The KMU (Kilusang Mayo Uno) or May First Movement is the most militant labor center in the Philippines, and one of the most dynamic and developed in the world. It played a key role in toppling the Marcos dictatorship, and has been central in the fight against the restoration of a system of elite democracy. Based at the point of production, distribution and exchange in the Philippine economy, it has acted to raise wages and improve working conditions for its members, while challenging the various government's 'western' model of development and the Philippines' role in the global economy. It has allied with social movements throughout the country and internationally, and is one of the creators of a new type of trade unionism--social movement unionism--that is a model for workers in both the 'third world' and the so-called developed countries.

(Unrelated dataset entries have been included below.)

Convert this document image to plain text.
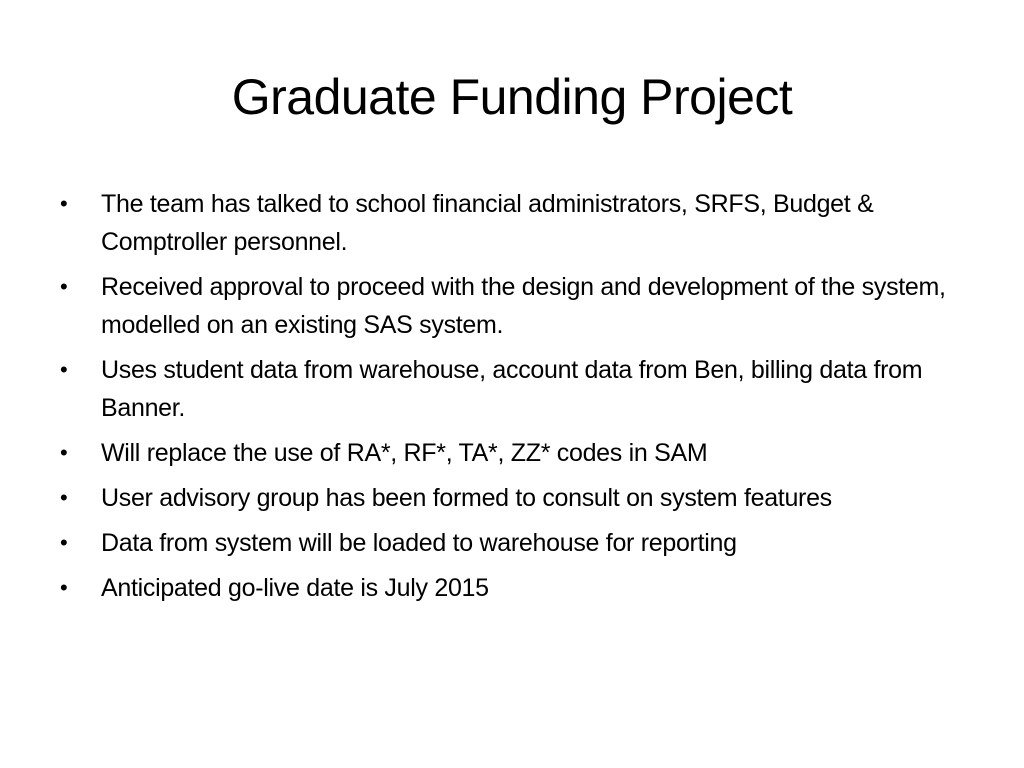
Graduate Funding Project
•	The team has talked to school financial administrators, SRFS, Budget & Comptroller personnel.
•	Received approval to proceed with the design and development of the system, modelled on an existing SAS system.
•	Uses student data from warehouse, account data from Ben, billing data from Banner.
•	Will replace the use of RA*, RF*, TA*, ZZ* codes in SAM
•	User advisory group has been formed to consult on system features
•	Data from system will be loaded to warehouse for reporting
•	Anticipated go-live date is July 2015
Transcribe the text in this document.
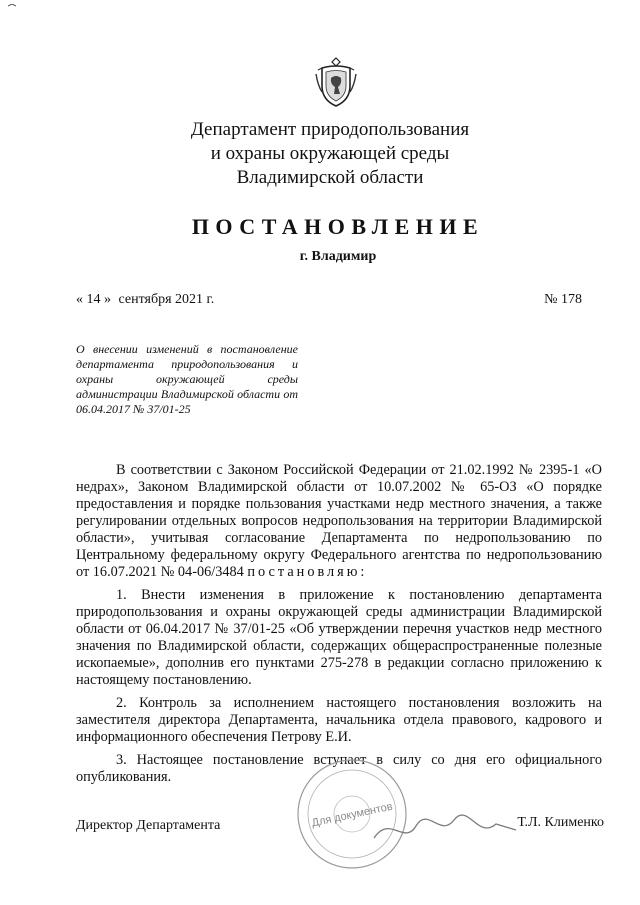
Департамент природопользования
и охраны окружающей среды
Владимирской области
ПОСТАНОВЛЕНИЕ
г. Владимир
« 14 » сентября 2021 г.	№ 178
О внесении изменений в постановление департамента природопользования и охраны окружающей среды администрации Владимирской области от 06.04.2017 № 37/01-25

В соответствии с Законом Российской Федерации от 21.02.1992 № 2395-1 «О недрах», Законом Владимирской области от 10.07.2002 № 65-ОЗ «О порядке предоставления и порядке пользования участками недр местного значения, а также регулировании отдельных вопросов недропользования на территории Владимирской области», учитывая согласование Департамента по недропользованию по Центральному федеральному округу Федерального агентства по недропользованию от 16.07.2021 № 04-06/3484 постановляю:

1. Внести изменения в приложение к постановлению департамента природопользования и охраны окружающей среды администрации Владимирской области от 06.04.2017 № 37/01-25 «Об утверждении перечня участков недр местного значения по Владимирской области, содержащих общераспространенные полезные ископаемые», дополнив его пунктами 275-278 в редакции согласно приложению к настоящему постановлению.

2. Контроль за исполнением настоящего постановления возложить на заместителя директора Департамента, начальника отдела правового, кадрового и информационного обеспечения Петрову Е.И.

3. Настоящее постановление вступает в силу со дня его официального опубликования.

Для документов
Директор Департамента	Т.Л. Клименко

This is the first book-length study of the KMU, and covers the first 14 years of its existence. Since the KMU is a national center of regional labor organizations, this book looks at the development of these regional labor centers across colonial and postcolonial production systems--capitalist agriculture in Mindanao, extractive mining in Cebu, plantation sugar in Negros, and a multinational export processing zone in Bataan--to understand how the KMU has developed. Additionally, this book specifically looks at how the KMU approaches gender relations organizationally, focusing on the Kilusan ng Manggagawang Kababaihan (KMK)--the gender-based women worker's organization--as well as looking at women's leadership in nationwide organizations and in local unions. This is the first book to examine the changes in the country from the dictatorship to the reestablishment of elite democracy from the perspective of militant labor. While focused primarily on the 1980-90 period, this book also evaluates the situation under the Ramos administration, and the splits that initially appeared to threaten the existence of the KMU in 1993.

Note: This book would be excellent for classes on the Philippines, Asia, third world development, labor, social movements, social movement unions, workers, women workers. Although not a theoretical book, it is an in-depth empirical study that provides extensive material for theoretical intervention.